Geographic Information Systems Asked by Julianno Sambatti on June 13, 2021

I am looking for a Python code/function that can extend an arc linestring up to a pre-defined length while maintaining the same arc of the original line. The idea is to repeat the configuration of the last 2 segments of a linestring n times. My first inclination was to get the angle between these 2 last segments and apply affinity.rotate using always this angle while updating the origin in a while loop, something like:

from shapely.geometry import LineString, affinity
import numpy as np

n=100
last2SegmentsOfaLinestring=[(3,0),(3,5),(7,8)]
angle = alpha #angle between[(3,0),(3,5)] and [(3,5),(7,8)]
line = LineString([(3,5),(7,8)])
newX, newy = 7, 8
i=0
listOfTuples = []
while i < n:
    rotated = affinity.rotate(line, angle, origin=(newX, newy))
    # convert rotated to list of tuples to get updated (newX, newy) - this is the line centroid
    listOfTuples.append((newX, newy))
    i+=1

If I am thinking this correctly, I will need to convert the list of tuples to linestring, apply affinity.rotate, and convert back to a list of tuples to get the new origin.

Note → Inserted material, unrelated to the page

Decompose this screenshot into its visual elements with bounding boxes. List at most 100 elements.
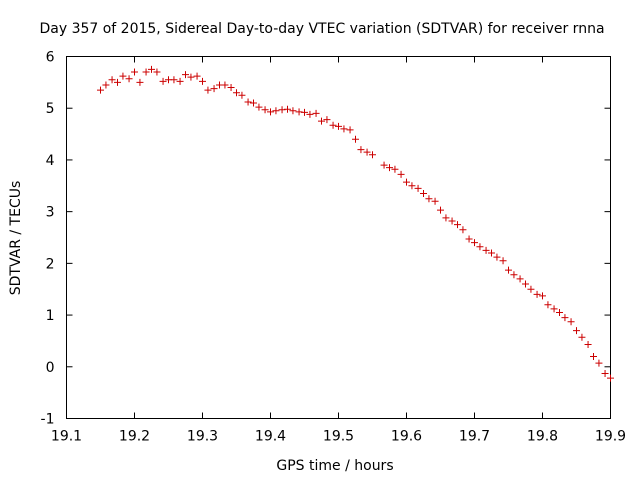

However, this seems a bit computational expensive and I wonder if there is an optimized function or a better way to do this.

Another way I tried is to apply a rotation to the vector and keep track of the origins of the next segment, adding the new, coordinates. This seems a bit more straightforward.

orignalVector = np.array([0,5])
rot = np.array([[np.cos(rotAngle), -np.sin(rotAngle)], [np.sin(rotAngle), np.cos(rotAngle)] ] )

xx = np.dot(rot, orignalVector)

but the question remains. Is there an optimized function that does all that?